The objective of the code we will develop is to store the results of every run of our simulation in a DataFrame. By storing the data in a DataFrame, you can use all the tools and techniques you already know to select a subset of rows of in a DataFrame, to group data within a DataFrame, to find descriptive statistics about data in the DataFrame, and more!

Almost all simulations will follow a similar "pattern" where we need to only modify the pattern in a few select areas to create a simulation to solve a variety of different problems.

Simulation Pattern

Every simulation we will write will follow a six-step pattern:

  1. We will create a initially empty Python List called data to accumulate each run of our simulation. This will always be data = [].

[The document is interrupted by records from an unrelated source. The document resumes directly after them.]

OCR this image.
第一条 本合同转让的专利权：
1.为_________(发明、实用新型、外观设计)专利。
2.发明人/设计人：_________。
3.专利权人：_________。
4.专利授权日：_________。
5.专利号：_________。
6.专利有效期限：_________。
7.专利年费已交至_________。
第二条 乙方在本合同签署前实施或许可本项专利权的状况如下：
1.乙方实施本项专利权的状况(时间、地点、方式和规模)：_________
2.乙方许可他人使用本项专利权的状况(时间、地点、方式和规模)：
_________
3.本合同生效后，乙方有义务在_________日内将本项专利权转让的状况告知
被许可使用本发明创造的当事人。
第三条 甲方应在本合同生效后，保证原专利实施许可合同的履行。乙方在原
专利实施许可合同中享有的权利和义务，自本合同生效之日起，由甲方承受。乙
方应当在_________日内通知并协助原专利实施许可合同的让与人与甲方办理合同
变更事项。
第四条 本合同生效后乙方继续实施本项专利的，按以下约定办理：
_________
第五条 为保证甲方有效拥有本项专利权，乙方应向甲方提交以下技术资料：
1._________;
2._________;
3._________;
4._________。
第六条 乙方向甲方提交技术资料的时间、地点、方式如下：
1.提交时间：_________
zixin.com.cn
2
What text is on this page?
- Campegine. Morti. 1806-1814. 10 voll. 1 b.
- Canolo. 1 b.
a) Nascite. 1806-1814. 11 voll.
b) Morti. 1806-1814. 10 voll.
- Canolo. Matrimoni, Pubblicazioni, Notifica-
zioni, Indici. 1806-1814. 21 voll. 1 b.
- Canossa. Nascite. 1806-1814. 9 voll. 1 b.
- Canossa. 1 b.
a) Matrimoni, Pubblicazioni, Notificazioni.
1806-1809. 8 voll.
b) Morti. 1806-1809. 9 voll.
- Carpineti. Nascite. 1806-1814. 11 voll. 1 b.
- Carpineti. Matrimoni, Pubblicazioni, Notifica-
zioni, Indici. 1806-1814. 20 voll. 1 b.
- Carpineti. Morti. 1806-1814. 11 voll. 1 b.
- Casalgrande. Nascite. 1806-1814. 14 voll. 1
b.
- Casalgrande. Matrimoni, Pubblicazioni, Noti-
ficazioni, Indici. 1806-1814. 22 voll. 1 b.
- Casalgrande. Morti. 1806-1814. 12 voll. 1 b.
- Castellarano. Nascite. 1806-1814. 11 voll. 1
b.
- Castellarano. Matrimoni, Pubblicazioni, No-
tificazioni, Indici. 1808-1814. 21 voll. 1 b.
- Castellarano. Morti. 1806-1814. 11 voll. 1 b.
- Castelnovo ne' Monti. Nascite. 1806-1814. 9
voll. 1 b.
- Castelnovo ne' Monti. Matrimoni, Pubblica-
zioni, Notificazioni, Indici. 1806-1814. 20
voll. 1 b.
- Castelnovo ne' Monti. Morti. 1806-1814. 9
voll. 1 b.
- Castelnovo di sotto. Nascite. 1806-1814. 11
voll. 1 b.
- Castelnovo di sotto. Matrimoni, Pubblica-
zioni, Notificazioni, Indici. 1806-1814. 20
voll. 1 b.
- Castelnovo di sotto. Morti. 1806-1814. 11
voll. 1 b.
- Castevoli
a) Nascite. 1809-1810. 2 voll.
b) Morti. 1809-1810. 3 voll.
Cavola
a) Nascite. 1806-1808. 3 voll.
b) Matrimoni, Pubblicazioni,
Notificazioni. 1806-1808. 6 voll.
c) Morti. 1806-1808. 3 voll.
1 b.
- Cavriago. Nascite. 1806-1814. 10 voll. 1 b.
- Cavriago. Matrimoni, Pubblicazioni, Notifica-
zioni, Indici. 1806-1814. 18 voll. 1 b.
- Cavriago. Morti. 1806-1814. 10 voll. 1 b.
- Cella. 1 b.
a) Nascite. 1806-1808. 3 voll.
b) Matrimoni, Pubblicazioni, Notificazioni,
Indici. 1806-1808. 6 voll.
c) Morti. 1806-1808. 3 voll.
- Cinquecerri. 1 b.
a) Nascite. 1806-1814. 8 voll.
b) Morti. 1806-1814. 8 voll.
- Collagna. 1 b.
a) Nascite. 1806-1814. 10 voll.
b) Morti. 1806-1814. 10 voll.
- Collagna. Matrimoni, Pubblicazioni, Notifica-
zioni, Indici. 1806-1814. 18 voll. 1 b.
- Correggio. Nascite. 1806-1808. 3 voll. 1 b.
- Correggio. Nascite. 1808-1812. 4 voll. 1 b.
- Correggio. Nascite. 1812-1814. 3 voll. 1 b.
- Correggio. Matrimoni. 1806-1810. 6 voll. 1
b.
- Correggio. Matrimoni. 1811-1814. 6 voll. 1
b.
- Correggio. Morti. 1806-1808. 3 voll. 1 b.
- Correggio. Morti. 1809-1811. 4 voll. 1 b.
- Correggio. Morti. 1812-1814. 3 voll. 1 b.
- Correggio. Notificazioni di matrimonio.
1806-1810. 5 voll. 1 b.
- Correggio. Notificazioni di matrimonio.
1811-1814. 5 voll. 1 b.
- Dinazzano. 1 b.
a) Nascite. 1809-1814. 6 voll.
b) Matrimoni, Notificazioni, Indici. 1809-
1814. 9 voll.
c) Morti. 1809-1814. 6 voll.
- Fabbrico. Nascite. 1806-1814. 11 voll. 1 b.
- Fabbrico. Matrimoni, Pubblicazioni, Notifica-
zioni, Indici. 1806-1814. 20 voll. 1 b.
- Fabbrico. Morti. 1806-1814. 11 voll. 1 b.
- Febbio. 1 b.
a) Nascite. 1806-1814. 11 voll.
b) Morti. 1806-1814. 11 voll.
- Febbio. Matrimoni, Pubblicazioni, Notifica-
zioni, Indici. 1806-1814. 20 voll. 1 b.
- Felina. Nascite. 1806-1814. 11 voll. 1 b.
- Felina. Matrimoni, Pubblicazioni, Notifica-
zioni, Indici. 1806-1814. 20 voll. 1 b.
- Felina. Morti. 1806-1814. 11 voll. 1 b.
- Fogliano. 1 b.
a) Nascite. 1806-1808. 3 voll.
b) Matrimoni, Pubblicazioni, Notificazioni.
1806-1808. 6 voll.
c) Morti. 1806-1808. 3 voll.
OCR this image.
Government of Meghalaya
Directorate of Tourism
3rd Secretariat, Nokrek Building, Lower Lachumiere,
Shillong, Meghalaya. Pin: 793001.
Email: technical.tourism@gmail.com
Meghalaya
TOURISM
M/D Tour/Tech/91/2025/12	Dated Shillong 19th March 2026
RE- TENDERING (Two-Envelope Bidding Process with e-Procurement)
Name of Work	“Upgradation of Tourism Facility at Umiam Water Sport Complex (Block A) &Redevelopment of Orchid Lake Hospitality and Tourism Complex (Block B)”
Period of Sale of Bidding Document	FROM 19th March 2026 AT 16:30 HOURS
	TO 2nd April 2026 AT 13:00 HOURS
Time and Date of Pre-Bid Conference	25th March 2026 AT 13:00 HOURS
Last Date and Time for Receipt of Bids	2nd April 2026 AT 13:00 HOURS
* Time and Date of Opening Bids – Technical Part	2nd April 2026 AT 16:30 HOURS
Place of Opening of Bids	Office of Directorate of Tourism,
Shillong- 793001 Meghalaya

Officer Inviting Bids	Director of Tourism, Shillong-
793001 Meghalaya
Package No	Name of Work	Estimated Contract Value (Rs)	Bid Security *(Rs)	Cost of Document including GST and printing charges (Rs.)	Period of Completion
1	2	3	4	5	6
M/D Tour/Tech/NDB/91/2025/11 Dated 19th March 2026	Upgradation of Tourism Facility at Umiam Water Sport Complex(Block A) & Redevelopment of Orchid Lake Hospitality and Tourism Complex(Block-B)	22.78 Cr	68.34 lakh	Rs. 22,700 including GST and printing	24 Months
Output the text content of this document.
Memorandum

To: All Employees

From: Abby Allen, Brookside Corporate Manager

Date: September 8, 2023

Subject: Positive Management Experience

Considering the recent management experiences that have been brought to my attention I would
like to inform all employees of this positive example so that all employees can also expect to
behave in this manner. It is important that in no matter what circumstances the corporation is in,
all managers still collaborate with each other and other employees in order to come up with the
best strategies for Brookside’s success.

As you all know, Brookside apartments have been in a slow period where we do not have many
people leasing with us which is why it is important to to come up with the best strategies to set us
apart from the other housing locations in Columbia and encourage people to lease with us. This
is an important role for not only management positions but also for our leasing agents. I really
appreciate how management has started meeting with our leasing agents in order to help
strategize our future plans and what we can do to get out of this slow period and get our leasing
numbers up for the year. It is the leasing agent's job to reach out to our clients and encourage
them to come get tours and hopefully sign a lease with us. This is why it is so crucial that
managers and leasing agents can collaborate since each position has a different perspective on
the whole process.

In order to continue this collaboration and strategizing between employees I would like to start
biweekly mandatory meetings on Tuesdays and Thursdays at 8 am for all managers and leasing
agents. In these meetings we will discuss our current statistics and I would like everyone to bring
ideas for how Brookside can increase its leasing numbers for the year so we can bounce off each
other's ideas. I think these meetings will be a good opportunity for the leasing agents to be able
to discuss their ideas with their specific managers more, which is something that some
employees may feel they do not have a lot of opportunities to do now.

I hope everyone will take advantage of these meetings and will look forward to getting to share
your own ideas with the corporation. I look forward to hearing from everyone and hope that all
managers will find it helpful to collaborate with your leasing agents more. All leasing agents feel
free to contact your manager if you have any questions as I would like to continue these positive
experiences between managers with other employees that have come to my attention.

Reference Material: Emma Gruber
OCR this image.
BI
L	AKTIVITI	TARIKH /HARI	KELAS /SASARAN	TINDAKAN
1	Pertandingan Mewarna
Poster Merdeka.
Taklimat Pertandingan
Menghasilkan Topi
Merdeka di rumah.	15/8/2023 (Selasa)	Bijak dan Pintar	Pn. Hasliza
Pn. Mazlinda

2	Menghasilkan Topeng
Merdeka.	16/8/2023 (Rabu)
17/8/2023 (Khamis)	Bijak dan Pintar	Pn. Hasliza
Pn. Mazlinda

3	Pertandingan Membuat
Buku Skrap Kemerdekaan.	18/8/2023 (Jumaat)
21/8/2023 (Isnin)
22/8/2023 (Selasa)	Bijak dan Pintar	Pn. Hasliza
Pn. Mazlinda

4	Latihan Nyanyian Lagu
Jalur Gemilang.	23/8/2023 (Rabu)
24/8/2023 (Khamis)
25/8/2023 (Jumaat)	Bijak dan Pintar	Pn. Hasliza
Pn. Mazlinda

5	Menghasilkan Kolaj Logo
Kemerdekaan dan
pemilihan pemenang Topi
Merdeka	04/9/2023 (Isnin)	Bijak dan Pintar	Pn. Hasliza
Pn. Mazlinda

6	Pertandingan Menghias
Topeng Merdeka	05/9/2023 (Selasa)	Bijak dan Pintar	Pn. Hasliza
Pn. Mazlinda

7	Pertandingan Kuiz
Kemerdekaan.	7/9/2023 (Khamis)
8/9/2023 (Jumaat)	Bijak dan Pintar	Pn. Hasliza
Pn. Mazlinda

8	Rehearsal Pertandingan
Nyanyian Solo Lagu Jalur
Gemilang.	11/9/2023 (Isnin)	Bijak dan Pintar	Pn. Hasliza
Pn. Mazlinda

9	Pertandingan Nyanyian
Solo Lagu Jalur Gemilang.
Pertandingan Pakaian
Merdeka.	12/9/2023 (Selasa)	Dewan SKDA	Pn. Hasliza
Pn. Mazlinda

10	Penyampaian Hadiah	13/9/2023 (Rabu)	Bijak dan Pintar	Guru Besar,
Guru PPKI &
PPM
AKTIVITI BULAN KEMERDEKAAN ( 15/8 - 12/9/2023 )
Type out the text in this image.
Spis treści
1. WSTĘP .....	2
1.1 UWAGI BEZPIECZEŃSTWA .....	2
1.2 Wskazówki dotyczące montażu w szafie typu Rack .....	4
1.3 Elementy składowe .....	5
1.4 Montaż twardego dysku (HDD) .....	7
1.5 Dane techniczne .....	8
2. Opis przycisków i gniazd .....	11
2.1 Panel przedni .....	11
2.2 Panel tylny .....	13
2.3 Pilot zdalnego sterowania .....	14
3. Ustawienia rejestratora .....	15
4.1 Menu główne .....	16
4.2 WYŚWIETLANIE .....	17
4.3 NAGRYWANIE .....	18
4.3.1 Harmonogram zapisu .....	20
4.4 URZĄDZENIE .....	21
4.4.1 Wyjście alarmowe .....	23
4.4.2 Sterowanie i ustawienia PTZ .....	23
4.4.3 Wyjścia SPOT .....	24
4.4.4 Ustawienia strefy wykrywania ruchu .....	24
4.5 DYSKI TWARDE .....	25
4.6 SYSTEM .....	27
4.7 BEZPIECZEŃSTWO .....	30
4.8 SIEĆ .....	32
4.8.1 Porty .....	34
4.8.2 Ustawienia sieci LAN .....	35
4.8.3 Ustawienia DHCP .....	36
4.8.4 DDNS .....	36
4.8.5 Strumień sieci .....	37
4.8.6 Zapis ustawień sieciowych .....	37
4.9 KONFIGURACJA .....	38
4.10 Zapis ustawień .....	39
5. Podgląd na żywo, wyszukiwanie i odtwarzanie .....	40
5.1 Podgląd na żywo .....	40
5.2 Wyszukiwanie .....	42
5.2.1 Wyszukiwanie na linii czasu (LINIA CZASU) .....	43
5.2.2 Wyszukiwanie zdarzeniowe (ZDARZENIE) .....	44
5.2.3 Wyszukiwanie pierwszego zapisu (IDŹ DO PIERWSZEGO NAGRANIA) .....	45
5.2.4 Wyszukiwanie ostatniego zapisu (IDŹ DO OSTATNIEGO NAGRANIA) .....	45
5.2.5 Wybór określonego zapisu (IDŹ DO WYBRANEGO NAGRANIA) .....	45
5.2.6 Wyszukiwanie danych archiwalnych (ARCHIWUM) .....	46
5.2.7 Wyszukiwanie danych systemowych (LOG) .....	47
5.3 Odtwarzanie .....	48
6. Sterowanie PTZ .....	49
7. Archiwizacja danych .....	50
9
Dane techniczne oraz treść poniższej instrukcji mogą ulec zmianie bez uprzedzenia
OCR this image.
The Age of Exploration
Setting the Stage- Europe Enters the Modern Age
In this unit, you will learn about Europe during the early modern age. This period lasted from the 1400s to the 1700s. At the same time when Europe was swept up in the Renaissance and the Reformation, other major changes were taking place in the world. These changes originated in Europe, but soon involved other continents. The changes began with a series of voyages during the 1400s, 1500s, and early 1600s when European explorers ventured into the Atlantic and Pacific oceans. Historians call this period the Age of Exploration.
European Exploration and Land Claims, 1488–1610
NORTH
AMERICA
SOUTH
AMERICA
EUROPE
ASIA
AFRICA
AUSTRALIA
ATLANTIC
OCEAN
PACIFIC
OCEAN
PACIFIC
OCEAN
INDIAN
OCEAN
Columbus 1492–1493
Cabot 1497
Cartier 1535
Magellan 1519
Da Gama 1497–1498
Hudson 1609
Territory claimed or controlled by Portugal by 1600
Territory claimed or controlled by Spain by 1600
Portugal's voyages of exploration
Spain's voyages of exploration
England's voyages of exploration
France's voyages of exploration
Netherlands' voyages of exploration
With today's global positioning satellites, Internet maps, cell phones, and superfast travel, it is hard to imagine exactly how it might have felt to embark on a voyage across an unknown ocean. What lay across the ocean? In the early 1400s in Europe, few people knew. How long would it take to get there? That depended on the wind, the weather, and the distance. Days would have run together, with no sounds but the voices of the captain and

  2. We will write a for-loop to run a block of code for each run of our simulation. For a 10,000 run simulation, for i in range(10000):.

  3. Inside of the for-loop, we will simulate all real-world factors. For a simple simulation of a six-sided die roll, roll = random.randint(1, 6) is the only real-world variable.

  4. Inside of the for-loop, we will accumulate all real-world factors we simulated in Python dictionary called d. A dictionary is a list of key-value pairs, enclosed in curly braces, and separated by commas.

    • We will always name the key in our dictionary the same as our real-world factor, except the key must have quotes around it.

    • For example, if you have a single real-world variable roll, our dictionary d is: d = { "roll": roll }.

    • If we have two real world variables red and blue', our dictionary d separates the two variables with a comma: d = { "red": red, "blue": blue }.

    • If the real-world variable is height, our dictionary d is: d = { "height": height }.

    • If we have two real world variables one and two', our dictionary d is: d = { "one": one, "two": two }.

    • We will always refer to our variable by the variable name itself. (The effect of this is that we are creating a column in our DataFrame labeled with the name of our variable.)

  5. Inside of the for-loop, we will append our dictionary to our list data. This will always be: data.append(d).

  6. Finally, outside of the for-loop, we will save our data as a DataFrame df. This will always be: df = pd.DataFrame(data), which creates a DataFrame out of data.

Simulate Rolling Die

One of the most simple simulations we can write is to simulate rolling fair, six-sided die.

Example: Simulating Rolling a Six-sided Die

Using the six-sided die example, the full simulation code to simulate rolling a six-sided die 600 times and saving the results will be six lines of code:

data = []                      # Step 1, empty list `data`
for i in range(600):           # Step 2: for-loop
  roll = random.randint(1, 6)  # Step 3: simulate real-world factors
  d = { "roll": roll }         # Step 4: accumulate factors in dictionary `d`
  data.append(d)               # Step 5: append `d` to `data`
df = pd.DataFrame(data)        # Step 6: create the DataFrame (outside of the for-loop)
# In a second cell, we'll print out `df` (otherwise we would be re-running the simulation)
df

Example: Simulating Rolling Two Six-sided Dice

If we want to roll two six-sided dice, there are now two real-world factors that happen every simulation. Let's think of one die as a "white" die (variable white) and the other as the "black" die (variable black):

# Step 1, empty list `data`:
data = []

# Step 2: for-loop:
for i in range(600):
  # Step 3: simulate all real-world factors:
  black = random.randint(1, 6)  
  white = random.randint(1, 6)

  # Step 4: accumulate all factors in dictionary `d`:
  d = { "white": white, "black": black }

  # Step 5: append `d` to `data`
  data.append(d)

# Step 6: create the DataFrame (outside of the for-loop)
df = pd.DataFrame(data)
# In a second cell, we'll print out `df` (otherwise we would be re-running the simulation)
df

Example Walk-Throughs with Worksheets

Video 1: Writing Simulations in Python I

Follow along with the worksheet to work through the problem:

Video 2: Writing Simulations in Python II

Follow along with the worksheet to work through the problem:

Practice Questions

Q1: How do you append data in the variable `courses` to a Python list stored in the variable `schedule`?
Q2: If we have simulation data in three variables `math`, `english`, `science`, then the dictionary `d` containing these variables is...